Evcil Hayvan Sahibi Olmayanların Psikolojik Durumları
Evcil hayvanı olmayan bireylerin psikolojik iyi oluş düzeyleri, sosyal destek sistemlerinin gücüne, kişilik özelliklerine, yaşadığı çevreye ve yaşam stresörlerine bağlı olarak farklılık gösterir. Yalnız yaşayan, sosyal ağı zayıf olan evcil hayvan sahibi olmayan bireylerde yalnızlık, depresyon ve anksiyete riskleri artabilir (Stanley et al., 2014). Buna karşılık, aktif bir sosyal yaşantısı olan veya aile desteği güçlü bireylerde evcil hayvan eksikliği psikolojik iyi oluş üzerinde belirgin olumsuzluk yaratmayabilir.
Tartışma
Evcil hayvan sahipliğinin psikolojik sağlık üzerindeki olumlu etkileri hem kısa vadeli hem de uzun vadeli psikolojik süreçlerde kendini göstermektedir. Bununla birlikte bazı araştırmalar, evcil hayvan kaybı yaşayan bireylerde yoğun yas tepkileri görülebileceğini ve bunun psikolojik durum üzerinde olumsuz etkiler yaratabileceğini vurgulamaktadır (Adams et al., 2000). Dolayısıyla evcil hayvan sahipliğinin potansiyel faydalarının yanı sıra, evcil hayvan kaybının yaratabileceği psikolojik risklerin de göz önünde bulundurulması gerekir.
Evcil hayvanların bir terapi unsuru olarak kullanılabileceği, ancak bunun profesyonel bir çerçevede ve bireyin yaşam koşulları dikkate alınarak planlanması gerektiği açıktır. Hayvan destekli terapiler, otizm spektrum bozukluğu, anksiyete, depresyon, TSSB gibi durumlarda ek fayda sağlayabilir. Ancak bakım yükü, ekonomik maliyet, yaşam tarzına uyum gibi faktörler evcil hayvan önerisinde mutlaka değerlendirilmelidir.
Sonuç
Evcil hayvan sahipliği yalnızlık, stres, kaygı ve depresyon gibi psikolojik değişkenler üzerinde olumlu etkilere sahip olabilir. Evcil hayvanı olan bireylerde daha yüksek yaşam doyumu, sosyal destek algısı ve duygusal dayanıklılık bildirilmiştir. Evcil hayvanlar, bağlanma kuramı perspektifinden güvenli bir bağlanma figürü gibi işlev görebilir ve bireylerin psikolojik dayanıklılığını güçlendirebilir.

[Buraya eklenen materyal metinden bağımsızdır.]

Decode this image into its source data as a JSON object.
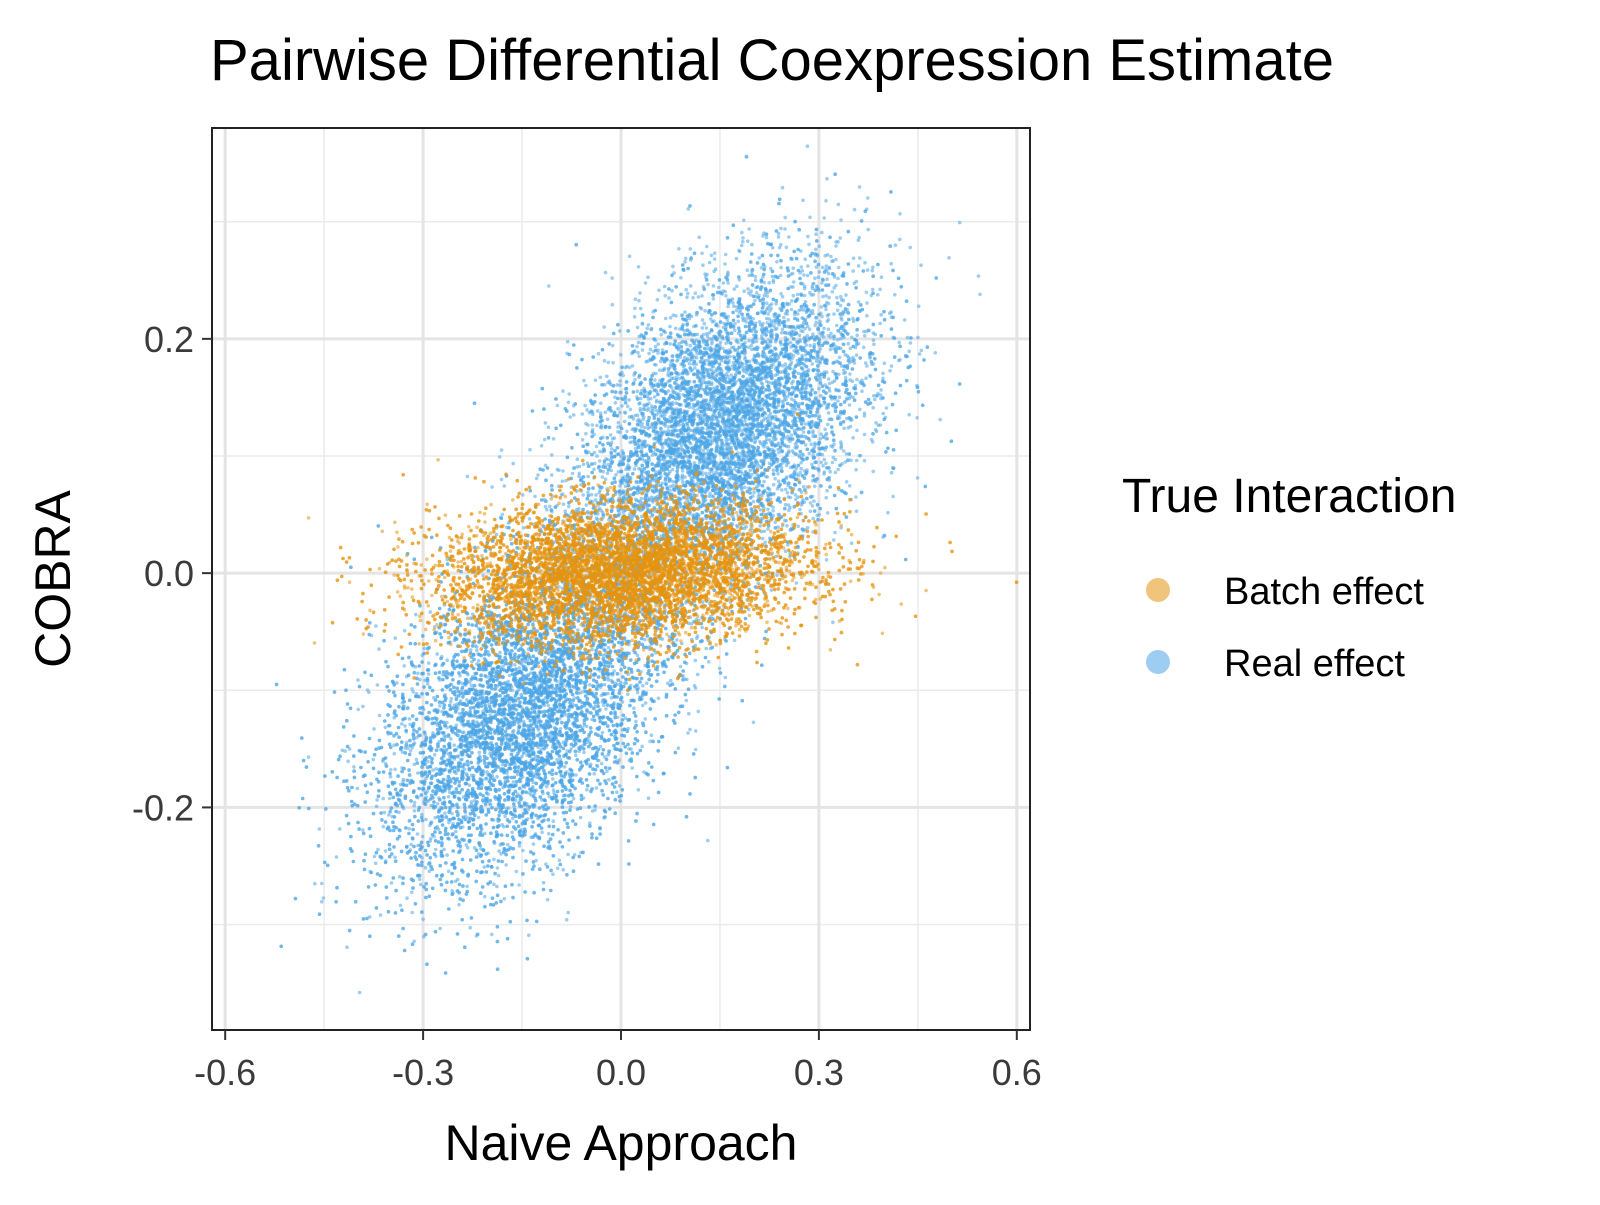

Öte yandan evcil hayvan sahipliği, bireysel ihtiyaçlar, yaşam koşulları ve sorumluluk alabilme kapasitesi doğrultusunda değerlendirilmelidir. Gelecek çalışmalar, kültürel farklar ve farklı hayvan türlerinin psikolojik etkilerini de inceleyerek bu alandaki literatüre katkı sağlayabilir.